DSM-5'te değil: İnternet Bağımlılığı ve Ebeveyn Yabancılaşma Bozukluğu
Bazı profesyoneller için hayal kırıklığı yaratan şey, eminim ki, iki bozukluğun DSM-5'e hiç girmemiş olması - "Daha İleri Çalışma Koşulları" bölümünde bile.Bu iki yalnız bozukluk? "İnternet bağımlılığı" ve ebeveyn yabancılaşma bozukluğu.
Bu, hem bu endişeleri çevreleyen aldatmacadan hoş bir mola hem de burada yıllardır söylediklerimizi yeniden teyit ediyor - bunlar zihinsel bozukluklar değil. Bazı insanlar İnternette ne kadar zaman geçireceklerini bulmak konusunda genellikle geçici ve neredeyse her zaman geçici bir sorun yaşıyor mu? Elbette var - bu sadece düzensizlik düzeyinde bir endişe değil.
Ve kanıt, klinik nedenlerden çok yasal nedenlerle yayıldığına inandığım "ebeveyn yabancılaşma bozukluğu" için çok seyrek.
1996'da "İnternet bağımlılığı" teriminin piyasaya sürülmesinden neredeyse bu yana, bu sözde rahatsızlık hakkında aynı davul çalmaya başladım - bu mevcut değil. 1999'da, zaman zaman güncel tuttuğumuz İnternet bağımlılığı hakkında bir rehber yazdım.
Yani burada 17 yıllık bir araştırmaya sahibiz ve yine de bozukluk, DSM'de daha fazla çalışma gerektirebilecek bir durumun tanınma düzeyine bile yükselmiyor. Bu iki nedenden biri olabilir. Birincisi, araştırmaya bakan çalışma grubu önyargılıydı ve böyle bir bozukluğun var olamayacağına karar verdi (bu, tüm çalışma grubu arasında fikir birliği gerektirir - oldukça olası olmayan bir senaryo). İkincisi, araştırma hala çok zayıf ve 17 yılın çoğunda kullandığı aynı kusurlu araçlara dayanıyor, veriler basitçe sağlam veya genelleştirilebilir değil.
2008'de, İnternet bağımlılığının neden hala var olmadığına dair bu makaleyi kaleme aldım.

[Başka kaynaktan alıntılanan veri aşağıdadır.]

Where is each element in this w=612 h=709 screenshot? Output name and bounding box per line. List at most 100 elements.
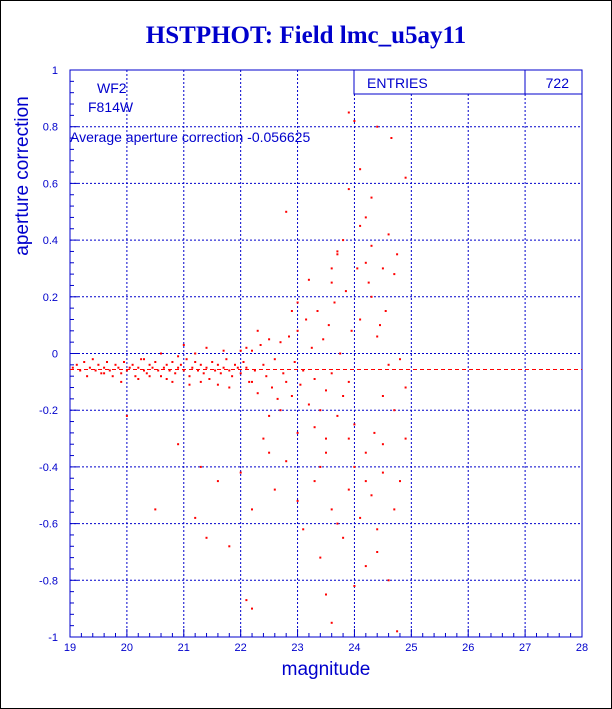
data-point [359,318,362,321]
data-point [75,363,78,366]
data-point [404,437,407,440]
data-point [242,361,245,363]
data-point [364,216,367,219]
x-tick-label: 21 [178,642,190,654]
data-point [228,369,231,372]
data-point [165,363,168,366]
data-point [188,383,191,386]
data-point [134,375,137,378]
data-point [381,471,384,474]
data-point [296,329,299,332]
data-point [262,437,265,440]
y-tick-label: -0.4 [39,462,58,474]
data-point [191,366,194,369]
data-point [271,386,273,389]
data-point [319,556,322,559]
data-point [370,295,373,298]
data-point [313,480,316,483]
data-point [370,244,373,247]
data-point [330,267,333,270]
data-point [157,369,160,372]
data-point [390,137,393,139]
data-point [125,414,128,417]
data-point [319,465,322,468]
data-point [302,369,305,372]
stats-entries-label: ENTRIES [367,75,428,91]
y-tick-label: 0.8 [43,122,58,134]
data-point [245,599,248,602]
y-tick-label: -0.2 [39,405,58,417]
data-point [143,369,145,372]
data-point [327,324,330,327]
stats-box [353,69,583,95]
axis-ticks [69,69,583,638]
data-point [148,363,151,366]
data-point [347,111,350,114]
data-point [325,593,327,596]
data-point [290,310,293,312]
data-point [393,508,396,511]
data-point [128,366,131,369]
data-point [353,120,356,122]
data-point [202,372,205,375]
data-point [350,329,353,332]
data-point [165,378,168,380]
data-point [194,361,197,363]
data-point [205,536,208,539]
x-tick-label: 25 [405,642,417,654]
data-point [171,380,174,383]
data-point [179,363,182,366]
data-point [205,366,208,369]
data-point [103,366,106,369]
data-point [330,621,333,624]
data-point [199,380,202,383]
data-point [177,443,180,446]
data-point [205,346,208,349]
data-point [370,196,373,199]
data-point [137,378,140,380]
data-point [299,383,302,386]
data-point [251,607,253,610]
data-point [364,451,367,454]
data-point [219,372,222,375]
data-point [288,335,290,338]
data-point [182,369,185,372]
y-axis-label: aperture correction [12,96,33,255]
data-point [245,346,248,349]
data-point [347,437,350,440]
data-point [285,380,288,383]
data-point [364,480,367,483]
data-point [290,395,293,397]
data-point [396,630,399,633]
x-tick-label: 22 [235,642,247,654]
data-point [393,273,396,276]
data-point [336,522,339,525]
x-tick-labels: 19 20 21 22 23 24 25 26 27 28 [64,642,588,654]
data-point [364,261,367,264]
data-point [79,369,82,372]
data-point [123,361,125,363]
data-point [160,375,162,378]
data-point [293,361,296,363]
data-point [325,451,327,454]
data-point [194,516,197,519]
data-point [120,380,123,383]
y-tick-label: -0.6 [39,519,58,531]
data-point [379,324,381,327]
data-point [248,380,251,383]
data-point [262,363,265,366]
data-point [325,437,327,440]
data-points [71,111,407,633]
data-point [376,125,379,128]
y-tick-label: 0 [52,349,58,361]
data-point [154,508,157,511]
data-point [302,528,305,531]
data-point [344,290,347,293]
chip-label: WF2 [97,80,127,96]
data-point [171,361,174,363]
data-point [214,369,217,372]
data-point [83,361,86,363]
data-point [97,363,100,366]
data-point [188,375,191,378]
data-point [279,341,282,344]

Forbes'in İnternet bağımlılığının yeni DSM-5'e dahil edileceği iddiasını çürütmek için sadece 8 ay önce bir güncelleme yapmak zorunda kaldım. (Sağlık bilgilerinizi Forbes gibi bir web sitesinden almamak için iyi bir argüman.)
DSM-5 çalışma grupları, geçen yılın sonlarında burada ele aldığımız bir bozukluk olan ebeveyn yabancılaşma bozukluğuyla da pek ilgilenmiyordu. Bu endişeye ilişkin araştırma verileri şu anda onun dahil edilmesini desteklemiyor. Geçen Eylül ayında okuyucularımıza tam olarak söylediğimiz şey buydu (sürpriz olmasın diye!):
El kitabının taslağını hazırlayan görev gücünün başkan yardımcısı Dr. Darrel Regier, "Sonuç, tek bir kişide bir bozukluk değildir" dedi.
"Bu bir ilişki sorunu - ebeveyn-çocuk veya ebeveyn-ebeveyn. İlişki sorunları kendi başına ruhsal bozukluk değildir. "
Amerikan Psikiyatri Derneği'nin - DSM-5'in yayıncıları - ilişki sorunlarını şizofreni veya klinik depresyon ile aynı düzeyde akıl hastalığı olarak kodlamaya başladıklarında alacağı feryadı hayal edebiliyor musunuz?
Bu iki bozukluğun da kanıtı o kadar eksiktir, ne de "Daha Fazla Çalışma Koşulları" kategorisine girmedi. Bu bir şey söylüyor - özellikle de bununla ilgili yüzlerce hakemli çalışmanın yayınlandığı "İnternet bağımlılığı" için.
DSM-5'in yayınlanmasını çevreleyen tüm yanlış yerleştirilmiş endişeler ve medyanın yarattığı melodram için, bu iki bozukluğun hiçbiri kesintiye uğramamasına şükran duyabiliriz.